Step 3. Determine a single set of age-to-age factors for each development year column using one of three methods:
| Method | Description |
|---|---|
| Average method | Arithmetic mean of all link ratios in the column |
| Five-year average | Arithmetic mean of the 5 most recent link ratios |
| Volume-weighted average | Sum of DY\((i+1)\) entries divided by sum of DY\(i\) entries across all AYs |
Step 4. Project each incomplete AY’s cumulative payments forward by multiplying by the selected development factors.

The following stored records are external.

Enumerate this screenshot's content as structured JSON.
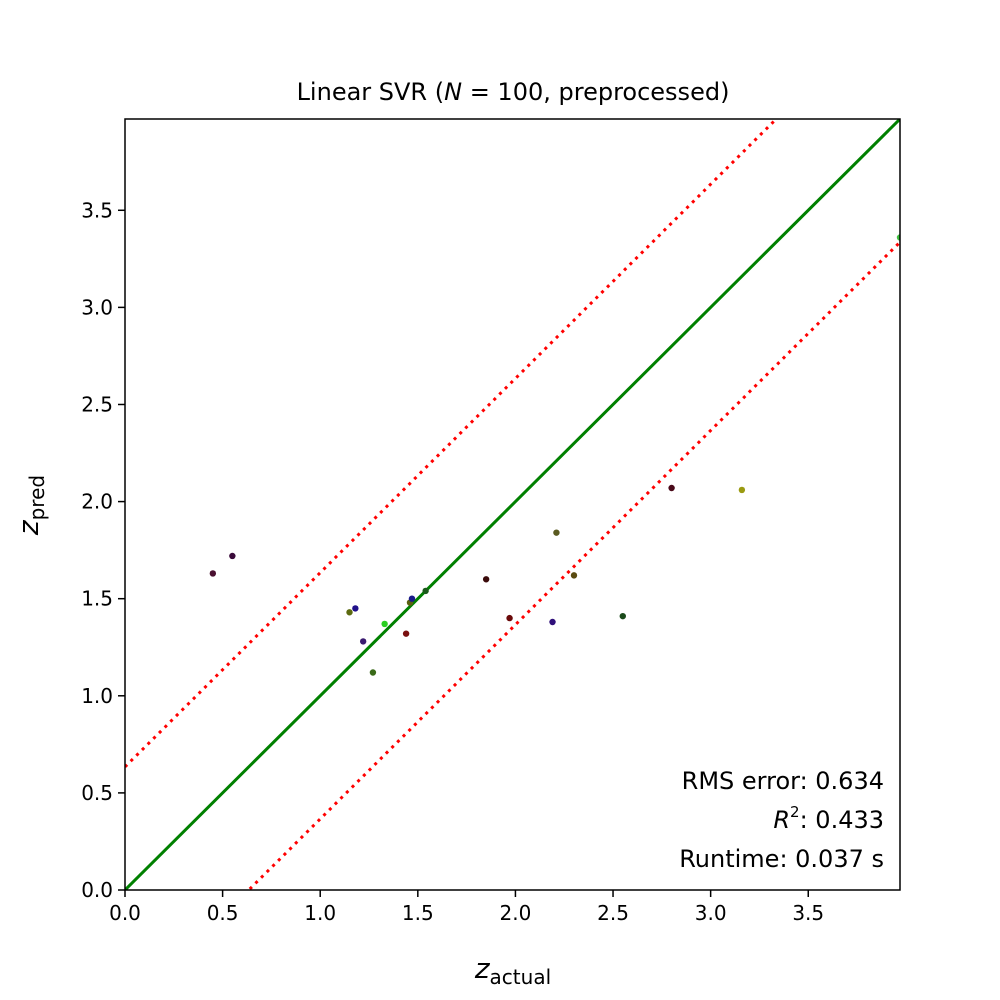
{
  "chart_data": {
    "type": "scatter",
    "title": {
      "prefix": "Linear SVR (",
      "italic": "N",
      "suffix": " = 100, preprocessed)"
    },
    "xlabel": {
      "base": "z",
      "sub": "actual"
    },
    "ylabel": {
      "base": "z",
      "sub": "pred"
    },
    "xlim": [
      0.0,
      3.97
    ],
    "ylim": [
      0.0,
      3.97
    ],
    "xticks": [
      0.0,
      0.5,
      1.0,
      1.5,
      2.0,
      2.5,
      3.0,
      3.5
    ],
    "yticks": [
      0.0,
      0.5,
      1.0,
      1.5,
      2.0,
      2.5,
      3.0,
      3.5
    ],
    "xtick_labels": [
      "0.0",
      "0.5",
      "1.0",
      "1.5",
      "2.0",
      "2.5",
      "3.0",
      "3.5"
    ],
    "ytick_labels": [
      "0.0",
      "0.5",
      "1.0",
      "1.5",
      "2.0",
      "2.5",
      "3.0",
      "3.5"
    ],
    "grid": false,
    "reference_lines": [
      {
        "kind": "identity",
        "style": "solid",
        "color": "#008000",
        "slope": 1,
        "intercept": 0
      },
      {
        "kind": "upper-bound",
        "style": "dotted",
        "color": "#ff0000",
        "slope": 1,
        "intercept": 0.634
      },
      {
        "kind": "lower-bound",
        "style": "dotted",
        "color": "#ff0000",
        "slope": 1,
        "intercept": -0.634
      }
    ],
    "points": [
      {
        "x": 0.45,
        "y": 1.63,
        "color": "#4a1030"
      },
      {
        "x": 0.55,
        "y": 1.72,
        "color": "#3a0a3a"
      },
      {
        "x": 1.15,
        "y": 1.43,
        "color": "#5c6a10"
      },
      {
        "x": 1.18,
        "y": 1.45,
        "color": "#20108a"
      },
      {
        "x": 1.22,
        "y": 1.28,
        "color": "#3a1a70"
      },
      {
        "x": 1.27,
        "y": 1.12,
        "color": "#3a6a18"
      },
      {
        "x": 1.33,
        "y": 1.37,
        "color": "#2ad020"
      },
      {
        "x": 1.44,
        "y": 1.32,
        "color": "#7a1010"
      },
      {
        "x": 1.46,
        "y": 1.48,
        "color": "#5a6010"
      },
      {
        "x": 1.47,
        "y": 1.5,
        "color": "#1a1a8a"
      },
      {
        "x": 1.54,
        "y": 1.54,
        "color": "#1a5a1a"
      },
      {
        "x": 1.85,
        "y": 1.6,
        "color": "#3a0a0a"
      },
      {
        "x": 1.97,
        "y": 1.4,
        "color": "#6a0a0a"
      },
      {
        "x": 2.19,
        "y": 1.38,
        "color": "#30107a"
      },
      {
        "x": 2.21,
        "y": 1.84,
        "color": "#5a5a20"
      },
      {
        "x": 2.3,
        "y": 1.62,
        "color": "#5a4a10"
      },
      {
        "x": 2.55,
        "y": 1.41,
        "color": "#1a4a1a"
      },
      {
        "x": 2.8,
        "y": 2.07,
        "color": "#4a0a1a"
      },
      {
        "x": 3.16,
        "y": 2.06,
        "color": "#9a9a10"
      },
      {
        "x": 3.97,
        "y": 3.36,
        "color": "#40c040"
      }
    ],
    "annotations": {
      "rms": "RMS error: 0.634",
      "r2_symbol": "R",
      "r2_exponent": "2",
      "r2_value": ": 0.433",
      "runtime": "Runtime: 0.037 s"
    }
  }
}
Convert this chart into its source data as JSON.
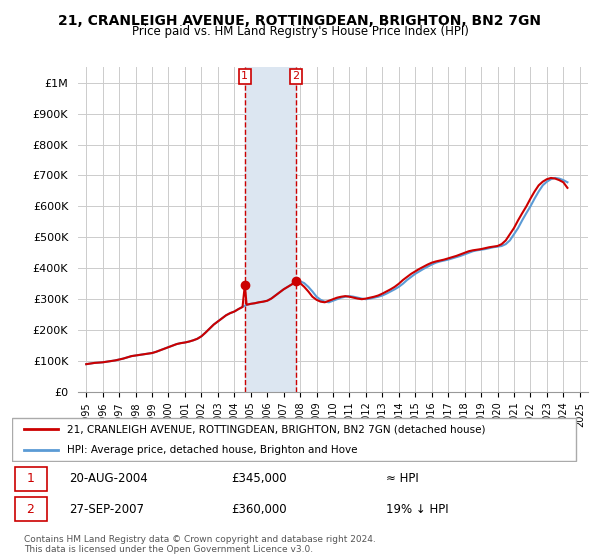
{
  "title": "21, CRANLEIGH AVENUE, ROTTINGDEAN, BRIGHTON, BN2 7GN",
  "subtitle": "Price paid vs. HM Land Registry's House Price Index (HPI)",
  "legend_line1": "21, CRANLEIGH AVENUE, ROTTINGDEAN, BRIGHTON, BN2 7GN (detached house)",
  "legend_line2": "HPI: Average price, detached house, Brighton and Hove",
  "annotation1_label": "1",
  "annotation1_date": "20-AUG-2004",
  "annotation1_price": "£345,000",
  "annotation1_hpi": "≈ HPI",
  "annotation1_year": 2004.64,
  "annotation1_value": 345000,
  "annotation2_label": "2",
  "annotation2_date": "27-SEP-2007",
  "annotation2_price": "£360,000",
  "annotation2_hpi": "19% ↓ HPI",
  "annotation2_year": 2007.75,
  "annotation2_value": 360000,
  "footnote": "Contains HM Land Registry data © Crown copyright and database right 2024.\nThis data is licensed under the Open Government Licence v3.0.",
  "red_line_color": "#cc0000",
  "blue_line_color": "#5b9bd5",
  "shaded_color": "#dce6f1",
  "annotation_box_color": "#cc0000",
  "grid_color": "#cccccc",
  "bg_color": "#ffffff",
  "ylim": [
    0,
    1050000
  ],
  "xlim_start": 1994.5,
  "xlim_end": 2025.5,
  "hpi_x": [
    1995,
    1995.25,
    1995.5,
    1995.75,
    1996,
    1996.25,
    1996.5,
    1996.75,
    1997,
    1997.25,
    1997.5,
    1997.75,
    1998,
    1998.25,
    1998.5,
    1998.75,
    1999,
    1999.25,
    1999.5,
    1999.75,
    2000,
    2000.25,
    2000.5,
    2000.75,
    2001,
    2001.25,
    2001.5,
    2001.75,
    2002,
    2002.25,
    2002.5,
    2002.75,
    2003,
    2003.25,
    2003.5,
    2003.75,
    2004,
    2004.25,
    2004.5,
    2004.75,
    2005,
    2005.25,
    2005.5,
    2005.75,
    2006,
    2006.25,
    2006.5,
    2006.75,
    2007,
    2007.25,
    2007.5,
    2007.75,
    2008,
    2008.25,
    2008.5,
    2008.75,
    2009,
    2009.25,
    2009.5,
    2009.75,
    2010,
    2010.25,
    2010.5,
    2010.75,
    2011,
    2011.25,
    2011.5,
    2011.75,
    2012,
    2012.25,
    2012.5,
    2012.75,
    2013,
    2013.25,
    2013.5,
    2013.75,
    2014,
    2014.25,
    2014.5,
    2014.75,
    2015,
    2015.25,
    2015.5,
    2015.75,
    2016,
    2016.25,
    2016.5,
    2016.75,
    2017,
    2017.25,
    2017.5,
    2017.75,
    2018,
    2018.25,
    2018.5,
    2018.75,
    2019,
    2019.25,
    2019.5,
    2019.75,
    2020,
    2020.25,
    2020.5,
    2020.75,
    2021,
    2021.25,
    2021.5,
    2021.75,
    2022,
    2022.25,
    2022.5,
    2022.75,
    2023,
    2023.25,
    2023.5,
    2023.75,
    2024,
    2024.25
  ],
  "hpi_y": [
    90000,
    92000,
    94000,
    95000,
    96000,
    98000,
    100000,
    102000,
    105000,
    108000,
    112000,
    116000,
    118000,
    120000,
    122000,
    124000,
    126000,
    130000,
    135000,
    140000,
    145000,
    150000,
    155000,
    158000,
    160000,
    163000,
    167000,
    172000,
    180000,
    192000,
    205000,
    218000,
    228000,
    238000,
    248000,
    255000,
    260000,
    268000,
    275000,
    282000,
    285000,
    287000,
    290000,
    292000,
    295000,
    302000,
    312000,
    322000,
    332000,
    340000,
    348000,
    355000,
    358000,
    352000,
    340000,
    325000,
    308000,
    298000,
    292000,
    290000,
    295000,
    300000,
    305000,
    308000,
    310000,
    308000,
    305000,
    302000,
    300000,
    302000,
    305000,
    308000,
    312000,
    318000,
    325000,
    332000,
    340000,
    350000,
    362000,
    372000,
    382000,
    390000,
    398000,
    405000,
    412000,
    418000,
    422000,
    425000,
    428000,
    432000,
    436000,
    440000,
    445000,
    450000,
    455000,
    458000,
    460000,
    462000,
    465000,
    468000,
    470000,
    472000,
    478000,
    490000,
    510000,
    530000,
    555000,
    578000,
    600000,
    625000,
    648000,
    668000,
    680000,
    688000,
    692000,
    690000,
    685000,
    678000
  ],
  "red_x": [
    1995,
    1995.25,
    1995.5,
    1995.75,
    1996,
    1996.25,
    1996.5,
    1996.75,
    1997,
    1997.25,
    1997.5,
    1997.75,
    1998,
    1998.25,
    1998.5,
    1998.75,
    1999,
    1999.25,
    1999.5,
    1999.75,
    2000,
    2000.25,
    2000.5,
    2000.75,
    2001,
    2001.25,
    2001.5,
    2001.75,
    2002,
    2002.25,
    2002.5,
    2002.75,
    2003,
    2003.25,
    2003.5,
    2003.75,
    2004,
    2004.25,
    2004.5,
    2004.64,
    2004.75,
    2005,
    2005.25,
    2005.5,
    2005.75,
    2006,
    2006.25,
    2006.5,
    2006.75,
    2007,
    2007.25,
    2007.5,
    2007.75,
    2008,
    2008.25,
    2008.5,
    2008.75,
    2009,
    2009.25,
    2009.5,
    2009.75,
    2010,
    2010.25,
    2010.5,
    2010.75,
    2011,
    2011.25,
    2011.5,
    2011.75,
    2012,
    2012.25,
    2012.5,
    2012.75,
    2013,
    2013.25,
    2013.5,
    2013.75,
    2014,
    2014.25,
    2014.5,
    2014.75,
    2015,
    2015.25,
    2015.5,
    2015.75,
    2016,
    2016.25,
    2016.5,
    2016.75,
    2017,
    2017.25,
    2017.5,
    2017.75,
    2018,
    2018.25,
    2018.5,
    2018.75,
    2019,
    2019.25,
    2019.5,
    2019.75,
    2020,
    2020.25,
    2020.5,
    2020.75,
    2021,
    2021.25,
    2021.5,
    2021.75,
    2022,
    2022.25,
    2022.5,
    2022.75,
    2023,
    2023.25,
    2023.5,
    2023.75,
    2024,
    2024.25
  ],
  "red_y": [
    90000,
    92000,
    94000,
    95000,
    96000,
    98000,
    100000,
    102000,
    105000,
    108000,
    112000,
    116000,
    118000,
    120000,
    122000,
    124000,
    126000,
    130000,
    135000,
    140000,
    145000,
    150000,
    155000,
    158000,
    160000,
    163000,
    167000,
    172000,
    180000,
    192000,
    205000,
    218000,
    228000,
    238000,
    248000,
    255000,
    260000,
    268000,
    275000,
    345000,
    282000,
    285000,
    287000,
    290000,
    292000,
    295000,
    302000,
    312000,
    322000,
    332000,
    340000,
    348000,
    360000,
    352000,
    340000,
    325000,
    308000,
    298000,
    292000,
    290000,
    295000,
    300000,
    305000,
    308000,
    310000,
    308000,
    305000,
    302000,
    300000,
    302000,
    305000,
    308000,
    312000,
    318000,
    325000,
    332000,
    340000,
    350000,
    362000,
    372000,
    382000,
    390000,
    398000,
    405000,
    412000,
    418000,
    422000,
    425000,
    428000,
    432000,
    436000,
    440000,
    445000,
    450000,
    455000,
    458000,
    460000,
    462000,
    465000,
    468000,
    470000,
    472000,
    478000,
    490000,
    510000,
    530000,
    555000,
    578000,
    600000,
    625000,
    648000,
    668000,
    680000,
    688000,
    692000,
    690000,
    685000,
    678000,
    660000
  ]
}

Step 5. The IBNR (Incurred But Not Reported) reserve for each AY is:
\[ \text{Reserve}_{AY} = \text{Projected Ultimate} - \text{Current Cumulative} \]Example 46. (Numerical example with full development triangle and three averaging methods, leading to projected ultimates and IBNR reserves for each accident year.)
6.3 Expected Loss Ratio Method
The expected loss ratio (ELR) method projects the ultimate loss using an a priori expected loss ratio:
\[ \text{Ultimate Loss}_{AY} = \text{Earned Premium}_{AY} \times \text{ELR} \]The reserve for each AY is the projected ultimate minus current cumulative payments. This method is most useful for immature accident years where there is little development history.
6.4 Bornhuetter-Ferguson Method
The Bornhuetter-Ferguson (BF) method blends the chain-ladder and expected loss ratio methods. It is particularly useful for immature accident years where the chain-ladder may over-react to sparse early data.
For accident year \(i\) currently at development year \(j\):
\[ \text{Ultimate}_{i} = C_{ij} + (1 - 1/f_j) \times \text{Expected Ultimate}_{i} \]where:
- \(C_{ij}\) is the current cumulative paid loss
- \(f_j\) is the tail factor (product of all remaining development factors from DY\(j\) to ultimate)
- \((1 - 1/f_j)\) is the percent unreported (the fraction of ultimate losses yet to emerge)
- Expected Ultimate = Earned Premium × ELR
The BF reserve for AY \(i\) is:
\[ \text{Reserve}_{i} = (1 - 1/f_j) \times \text{Expected Ultimate}_{i} \]This interpretation is intuitive: the reserve equals the expected unreported losses, where “unreported” is estimated from the tail factor rather than from actual data.
Example 48/49. Given a development triangle and ELR, the BF method produces ultimate estimates that are a credibility-weighted blend of actual development (chain-ladder component) and expected losses (ELR component), with more weight on the expected losses for younger, less developed accident years.